There was blood on Vince’s shirt, which had a torn collar and the top three buttons missing; a savagely yanked tie hung tightly knotted but loose around his neck, like a hangman’s noose just before the drop. But it wasn’t just the bloody and dishevelled duds that rang alarm bells with Leonard, and sent the usually unflappable front-man into a flap. No, it was Vince himself: the sunken brow, the fierce eyes, the snarling mouth. You can’t wipe violence off your face like a smirk. It’s a stain that seeps into the flesh, torques and twists the muscle and sinew, boils the blood and looks like what it is: undisguisedly and unrepentantly ugly. It would take a good couple of hours before Vince could fully shake it off and move a couple of notches back up the evolutionary scale. Leonard might have been tempted to say something stupid like, ‘I’m sorry, sir, but you can’t come in here looking like that.’ But he didn’t, as he wasn’t that stupid. He clearly got the message written all over the determined detective’s face.

‘I need Lucan,’ growled Vince, not paying Leonard too much mind as he was already through the antechamber and into the belly of the casino, with its well-phrased chatter, expensive cigar smoke, and calls from the croupiers to place their bets on the roulette tables, as well as the constant barking of ‘Banco’ at the chemmy tables.

Leonard stood nervously at his side, and proffered, ‘I think he was playing over at—’

‘I’ve got him,’ snapped Vince as he spotted the deadbeat peer.

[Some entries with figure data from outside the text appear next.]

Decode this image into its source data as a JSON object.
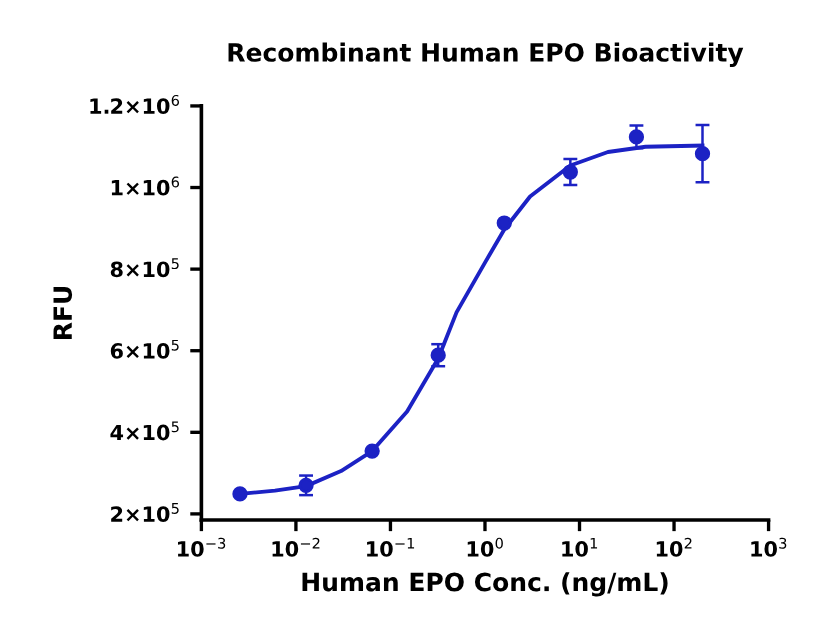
{
  "chart_data": {
    "type": "scatter",
    "title": "Recombinant Human EPO Bioactivity",
    "xlabel": "Human EPO Conc. (ng/mL)",
    "ylabel": "RFU",
    "log": "x",
    "grid": false,
    "xlim": [
      0.001,
      1000
    ],
    "xticks": [
      {
        "value": 0.001,
        "label": "10$^{−3}$"
      },
      {
        "value": 0.01,
        "label": "10$^{−2}$"
      },
      {
        "value": 0.1,
        "label": "10$^{−1}$"
      },
      {
        "value": 1,
        "label": "10$^{0}$"
      },
      {
        "value": 10,
        "label": "10$^{1}$"
      },
      {
        "value": 100,
        "label": "10$^{2}$"
      },
      {
        "value": 1000,
        "label": "10$^{3}$"
      }
    ],
    "ylim": [
      185000,
      1200000
    ],
    "yticks": [
      {
        "value": 200000,
        "label": "2×10$^{5}$"
      },
      {
        "value": 400000,
        "label": "4×10$^{5}$"
      },
      {
        "value": 600000,
        "label": "6×10$^{5}$"
      },
      {
        "value": 800000,
        "label": "8×10$^{5}$"
      },
      {
        "value": 1000000,
        "label": "1×10$^{6}$"
      },
      {
        "value": 1200000,
        "label": "1.2×10$^{6}$"
      }
    ],
    "series": [
      {
        "color": "#1c22c4",
        "marker": "circle",
        "x": [
          0.00256,
          0.0128,
          0.064,
          0.32,
          1.6,
          8,
          40,
          200
        ],
        "values": [
          249000,
          270000,
          354000,
          589000,
          913000,
          1038000,
          1124000,
          1083000
        ],
        "errors": [
          null,
          24000,
          null,
          27000,
          null,
          32000,
          28000,
          70000
        ]
      },
      {
        "type": "line",
        "color": "#1c22c4",
        "marker": "none",
        "line_style": "solid",
        "x": [
          0.00256,
          0.006,
          0.0128,
          0.03,
          0.064,
          0.15,
          0.32,
          0.5,
          1,
          1.6,
          3,
          8,
          20,
          50,
          200
        ],
        "values": [
          249000,
          257000,
          268000,
          305000,
          354000,
          451000,
          581000,
          694000,
          816000,
          897000,
          978000,
          1054000,
          1087000,
          1100000,
          1103000
        ]
      }
    ]
  }
}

He strode over to the blackjack table, where the feckless fascist Lord Lucan was twisting on a seven of clubs, a three of hearts, and an eight of spades. Vince dealt him the ‘game over’ card – by dropping his badge on the table in front of him.

But before giving Vince his undivided attention, Lucan cast a glance around at his fellow players at the table, and in an attempt at drollery, said, ‘I’m reminded of the good old days at Aspers’ early parties. These chaps were forever turning up uninvited and empty-handed, and leaving flusher than the lot of us, without seemingly playing a hand.’ This got some muted laughs. He then looked up more closely at Vince, and read the detective’s face, and his situation, about as badly as he had the cards. ‘I was wondering when you chaps were going to get around to me.’

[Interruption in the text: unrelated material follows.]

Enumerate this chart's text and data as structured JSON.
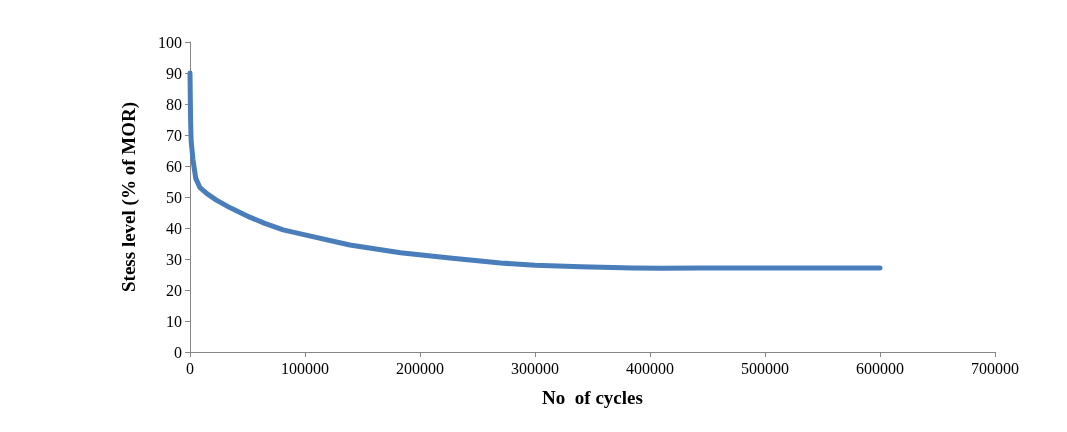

Vince wiped the smile off his face by slapping on the handcuffs. Unlike Lucan’s attempt at humour, this did bring a genuine smile to the gamblers gathered at the table. Because the handcuffs weren’t standard government issue. They were made of black rubber.

CHAPTER 25

Vince sat in Mac’s office drinking black instant coffee, with three sugars, out of a polystyrene cup. Always sugar with instant coffee, and always three with Scotland Yard instant coffee. Mac’s office offered a fairly unobscured view of the Thames running amok through the city. It was a rich vein of activity that morning: a rolling river working its way right through London, as little tugs and long vessels chugged up and down it, churning over the dark choppy waters. What monsters lay beneath didn’t bear thinking about. If you were to dredge the Thames thoroughly, you’d be likely to find a king’s ransom, more corpses than Highgate Cemetery, and the answers to half the crimes in London. But it was all best left alone, to mix and mingle and lie together lost in the deep. There was quite enough to deal with on the surface, with the murders of Johnny Beresford and Marcy Jones. The two murders, and the two worlds, now mixing and mingling. And lying, lots of lying – and now another murder in the mix.

At 9 a.m., in interview room one, sitting with his lawyer was Richard John Bingham, the thirty-one-year old 7th Earl of Lucan, known to all either as Lord Lucan or as Lucky by those who considered him a friend, and considered irony an essential element in sustaining that friendship. He’d spent the previous night in the cells, crying himself into a fitful sleep. When locked down in a cell, they say that the innocent never rest. Yet the guilty, lying on their concrete bunks, can sleep like tops. Lucan had slept somewhere in between and somewhere undecided, so the slumber jury was still out on that one.